Move Kafka data in Google Cloud

This document advises developers, architects, and decision-makers on options for migrating external Kafka data to Google Cloud, disaster recovery (DR), integrating with BigQuery, and change data capture (CDC) from databases.

Within Google Cloud, you can move Kafka data to a Google Cloud Managed Service for Apache Kafka cluster or to another Google product such as a BigQuery table or a Cloud Storage location. For a summary, see the following table.

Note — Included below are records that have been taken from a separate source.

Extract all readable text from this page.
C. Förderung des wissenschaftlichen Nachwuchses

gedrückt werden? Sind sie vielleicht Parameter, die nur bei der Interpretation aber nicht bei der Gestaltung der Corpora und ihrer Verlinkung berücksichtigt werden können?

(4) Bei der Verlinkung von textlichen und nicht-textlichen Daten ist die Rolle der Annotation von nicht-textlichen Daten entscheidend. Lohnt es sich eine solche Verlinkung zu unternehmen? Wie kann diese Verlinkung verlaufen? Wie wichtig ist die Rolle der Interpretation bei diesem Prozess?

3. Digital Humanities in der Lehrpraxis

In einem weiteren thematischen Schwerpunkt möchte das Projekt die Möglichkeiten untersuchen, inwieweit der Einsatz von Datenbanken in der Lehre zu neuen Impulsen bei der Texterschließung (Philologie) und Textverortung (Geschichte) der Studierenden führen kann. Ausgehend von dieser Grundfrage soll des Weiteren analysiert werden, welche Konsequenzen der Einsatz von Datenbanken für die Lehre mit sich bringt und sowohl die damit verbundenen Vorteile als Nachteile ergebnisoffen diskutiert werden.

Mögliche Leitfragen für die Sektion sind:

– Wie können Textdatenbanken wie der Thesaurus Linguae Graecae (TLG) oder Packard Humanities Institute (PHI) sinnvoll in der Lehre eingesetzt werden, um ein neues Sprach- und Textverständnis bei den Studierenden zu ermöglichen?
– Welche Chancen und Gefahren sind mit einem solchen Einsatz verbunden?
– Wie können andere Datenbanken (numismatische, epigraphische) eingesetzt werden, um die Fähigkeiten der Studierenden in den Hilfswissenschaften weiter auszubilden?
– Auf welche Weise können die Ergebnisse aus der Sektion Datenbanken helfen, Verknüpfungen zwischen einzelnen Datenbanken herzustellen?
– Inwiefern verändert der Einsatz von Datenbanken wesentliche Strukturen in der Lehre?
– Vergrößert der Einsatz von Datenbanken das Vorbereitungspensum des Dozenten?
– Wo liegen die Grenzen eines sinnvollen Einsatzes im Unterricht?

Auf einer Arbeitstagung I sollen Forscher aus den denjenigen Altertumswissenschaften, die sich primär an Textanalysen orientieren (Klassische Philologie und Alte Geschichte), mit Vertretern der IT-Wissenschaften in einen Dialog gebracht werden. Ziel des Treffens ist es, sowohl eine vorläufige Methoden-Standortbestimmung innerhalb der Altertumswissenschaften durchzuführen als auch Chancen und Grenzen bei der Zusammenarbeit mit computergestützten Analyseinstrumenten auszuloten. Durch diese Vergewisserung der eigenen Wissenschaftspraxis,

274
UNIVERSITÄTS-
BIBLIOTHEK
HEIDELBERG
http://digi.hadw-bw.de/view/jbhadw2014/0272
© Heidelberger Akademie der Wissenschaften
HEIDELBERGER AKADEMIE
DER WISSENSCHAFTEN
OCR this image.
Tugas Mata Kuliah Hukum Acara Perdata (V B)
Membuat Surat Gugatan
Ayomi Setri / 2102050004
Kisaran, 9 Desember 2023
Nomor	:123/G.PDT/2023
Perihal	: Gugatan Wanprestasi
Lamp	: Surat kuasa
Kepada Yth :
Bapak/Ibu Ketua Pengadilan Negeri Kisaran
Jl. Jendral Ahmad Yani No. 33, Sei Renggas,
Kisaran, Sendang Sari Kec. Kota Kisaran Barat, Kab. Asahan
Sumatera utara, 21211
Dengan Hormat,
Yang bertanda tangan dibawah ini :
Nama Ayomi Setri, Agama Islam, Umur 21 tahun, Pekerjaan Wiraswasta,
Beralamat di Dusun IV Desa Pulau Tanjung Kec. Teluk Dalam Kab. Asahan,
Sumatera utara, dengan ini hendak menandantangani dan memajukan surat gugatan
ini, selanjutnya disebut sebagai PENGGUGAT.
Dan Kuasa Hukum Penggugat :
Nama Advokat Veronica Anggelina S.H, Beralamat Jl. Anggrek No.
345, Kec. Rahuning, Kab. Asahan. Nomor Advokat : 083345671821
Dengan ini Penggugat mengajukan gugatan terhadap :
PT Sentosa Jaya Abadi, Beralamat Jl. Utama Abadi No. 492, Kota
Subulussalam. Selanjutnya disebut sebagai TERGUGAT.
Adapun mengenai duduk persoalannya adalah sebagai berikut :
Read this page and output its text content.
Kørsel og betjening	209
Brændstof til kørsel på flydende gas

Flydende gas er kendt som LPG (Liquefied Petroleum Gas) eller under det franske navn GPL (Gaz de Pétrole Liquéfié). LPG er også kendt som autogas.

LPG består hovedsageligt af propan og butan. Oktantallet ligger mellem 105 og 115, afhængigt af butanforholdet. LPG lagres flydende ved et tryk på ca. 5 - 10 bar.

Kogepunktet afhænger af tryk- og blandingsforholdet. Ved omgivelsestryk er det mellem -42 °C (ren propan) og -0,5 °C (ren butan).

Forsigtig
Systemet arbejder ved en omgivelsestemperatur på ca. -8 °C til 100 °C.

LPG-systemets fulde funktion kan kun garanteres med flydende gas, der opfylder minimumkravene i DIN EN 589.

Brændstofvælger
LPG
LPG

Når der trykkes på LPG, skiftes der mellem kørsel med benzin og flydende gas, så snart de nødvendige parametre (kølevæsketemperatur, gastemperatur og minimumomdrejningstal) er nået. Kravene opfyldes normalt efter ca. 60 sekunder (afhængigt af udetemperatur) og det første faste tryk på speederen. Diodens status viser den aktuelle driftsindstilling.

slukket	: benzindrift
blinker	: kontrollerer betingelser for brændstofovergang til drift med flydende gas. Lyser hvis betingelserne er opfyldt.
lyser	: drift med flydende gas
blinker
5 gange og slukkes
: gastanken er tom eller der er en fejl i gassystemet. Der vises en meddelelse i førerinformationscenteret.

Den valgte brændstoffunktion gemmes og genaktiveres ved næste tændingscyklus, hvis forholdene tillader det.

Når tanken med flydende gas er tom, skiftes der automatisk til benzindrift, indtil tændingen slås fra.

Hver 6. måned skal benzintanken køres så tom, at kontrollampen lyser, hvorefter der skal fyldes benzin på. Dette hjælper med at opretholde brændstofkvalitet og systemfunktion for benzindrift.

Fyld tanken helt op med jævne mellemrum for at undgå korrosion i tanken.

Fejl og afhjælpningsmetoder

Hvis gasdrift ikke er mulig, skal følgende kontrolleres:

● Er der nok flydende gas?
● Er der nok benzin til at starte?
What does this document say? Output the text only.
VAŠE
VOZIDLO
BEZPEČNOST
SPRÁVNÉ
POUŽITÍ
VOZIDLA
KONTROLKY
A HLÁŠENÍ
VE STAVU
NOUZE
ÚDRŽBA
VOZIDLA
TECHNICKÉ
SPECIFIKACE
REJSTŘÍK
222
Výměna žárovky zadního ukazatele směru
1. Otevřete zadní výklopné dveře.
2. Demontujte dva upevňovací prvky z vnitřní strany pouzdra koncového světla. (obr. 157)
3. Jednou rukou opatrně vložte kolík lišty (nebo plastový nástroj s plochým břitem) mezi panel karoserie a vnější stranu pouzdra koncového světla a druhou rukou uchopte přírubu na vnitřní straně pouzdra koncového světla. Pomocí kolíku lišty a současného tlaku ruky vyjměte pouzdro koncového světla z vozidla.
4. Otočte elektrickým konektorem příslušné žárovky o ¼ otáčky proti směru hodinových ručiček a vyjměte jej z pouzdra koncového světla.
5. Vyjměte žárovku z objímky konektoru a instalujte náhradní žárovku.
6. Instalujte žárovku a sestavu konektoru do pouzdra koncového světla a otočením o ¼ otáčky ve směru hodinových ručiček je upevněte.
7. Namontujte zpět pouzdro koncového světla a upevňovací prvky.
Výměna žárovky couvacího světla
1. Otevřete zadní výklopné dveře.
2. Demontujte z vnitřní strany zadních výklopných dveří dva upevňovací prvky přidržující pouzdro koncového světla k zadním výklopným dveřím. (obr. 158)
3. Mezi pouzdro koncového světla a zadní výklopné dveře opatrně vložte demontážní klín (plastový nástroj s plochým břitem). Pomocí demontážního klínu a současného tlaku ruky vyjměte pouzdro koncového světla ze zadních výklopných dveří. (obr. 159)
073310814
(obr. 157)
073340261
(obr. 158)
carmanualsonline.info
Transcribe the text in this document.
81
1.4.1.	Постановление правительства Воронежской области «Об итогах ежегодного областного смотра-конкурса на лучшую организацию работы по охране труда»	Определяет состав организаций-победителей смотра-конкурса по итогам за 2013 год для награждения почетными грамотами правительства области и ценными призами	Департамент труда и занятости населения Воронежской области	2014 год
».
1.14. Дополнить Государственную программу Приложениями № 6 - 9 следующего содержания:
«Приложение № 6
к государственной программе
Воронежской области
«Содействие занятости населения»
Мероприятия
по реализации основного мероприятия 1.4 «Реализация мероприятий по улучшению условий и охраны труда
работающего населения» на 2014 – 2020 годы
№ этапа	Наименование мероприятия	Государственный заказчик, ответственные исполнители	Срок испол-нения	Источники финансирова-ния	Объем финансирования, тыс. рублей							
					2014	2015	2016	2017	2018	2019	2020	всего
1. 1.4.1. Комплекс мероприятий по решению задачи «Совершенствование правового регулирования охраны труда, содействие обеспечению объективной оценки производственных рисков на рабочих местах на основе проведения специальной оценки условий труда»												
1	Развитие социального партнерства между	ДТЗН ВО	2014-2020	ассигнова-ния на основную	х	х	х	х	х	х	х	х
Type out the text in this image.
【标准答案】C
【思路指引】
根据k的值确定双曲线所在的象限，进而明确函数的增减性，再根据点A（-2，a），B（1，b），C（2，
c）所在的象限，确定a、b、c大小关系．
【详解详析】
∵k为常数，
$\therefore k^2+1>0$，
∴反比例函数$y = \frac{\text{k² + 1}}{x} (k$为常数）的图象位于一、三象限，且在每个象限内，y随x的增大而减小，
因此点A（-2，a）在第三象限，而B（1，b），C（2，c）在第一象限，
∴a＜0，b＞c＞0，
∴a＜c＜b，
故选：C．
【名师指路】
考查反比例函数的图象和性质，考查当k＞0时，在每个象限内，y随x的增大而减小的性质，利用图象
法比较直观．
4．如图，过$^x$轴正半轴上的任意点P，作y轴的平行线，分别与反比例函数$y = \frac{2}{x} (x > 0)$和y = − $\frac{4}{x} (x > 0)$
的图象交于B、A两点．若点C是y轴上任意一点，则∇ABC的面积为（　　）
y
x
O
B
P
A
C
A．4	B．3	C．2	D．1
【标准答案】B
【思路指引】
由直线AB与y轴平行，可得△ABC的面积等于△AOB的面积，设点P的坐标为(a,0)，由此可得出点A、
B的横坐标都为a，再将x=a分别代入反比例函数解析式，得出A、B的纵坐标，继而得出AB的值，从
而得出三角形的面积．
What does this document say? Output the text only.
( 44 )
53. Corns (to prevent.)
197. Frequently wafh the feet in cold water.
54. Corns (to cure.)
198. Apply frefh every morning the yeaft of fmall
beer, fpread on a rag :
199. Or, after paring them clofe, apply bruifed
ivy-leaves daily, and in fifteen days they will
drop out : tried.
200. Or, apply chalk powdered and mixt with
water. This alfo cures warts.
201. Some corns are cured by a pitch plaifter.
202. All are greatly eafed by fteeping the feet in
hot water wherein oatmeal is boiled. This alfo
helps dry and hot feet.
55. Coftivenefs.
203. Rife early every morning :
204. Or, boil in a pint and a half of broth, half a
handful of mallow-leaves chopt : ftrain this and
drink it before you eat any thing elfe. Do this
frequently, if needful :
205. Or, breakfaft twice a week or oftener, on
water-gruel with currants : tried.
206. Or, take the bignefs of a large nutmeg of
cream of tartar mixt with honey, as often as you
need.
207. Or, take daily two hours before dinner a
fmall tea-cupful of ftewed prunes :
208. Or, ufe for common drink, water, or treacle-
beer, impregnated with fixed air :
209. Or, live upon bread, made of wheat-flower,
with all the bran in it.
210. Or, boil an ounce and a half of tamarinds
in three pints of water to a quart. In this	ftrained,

Use case	Data source	Data destination	Recommended solution
Copy data	Self-managed Apache Kafka cluster	Managed Service for Apache Kafka cluster	Create a MirrorMaker 2.0 source connector in a Connect cluster.
Analyze data in a data warehouse	Managed Service for Apache Kafka cluster	BigQuery	Create a BigQuery sink connector in a Connect cluster.
Migrate data with synchronization	Self-managed Kafka cluster	Managed Service for Apache Kafka cluster	Create a MirrorMaker 2.0 source connector in a Connect cluster.
Replicate cluster across regions	Managed Service for Apache Kafka (region A)	Managed Service for Apache Kafka cluster (region B)	Create a MirrorMaker 2.0 source connector in a Connect cluster.
Backup data	Managed Service for Apache Kafka	Cloud Storage	Create a Cloud Storage sink connector in a Connect cluster.
Capture database changes	Relational database, Spanner, or Bigtable	Managed Service for Apache Kafka	Run an Apache Beam pipeline on Dataflow.
Process data with Apache Spark	Managed Service for Apache Kafka	Apache Spark	Run Dataproc on Compute Engine.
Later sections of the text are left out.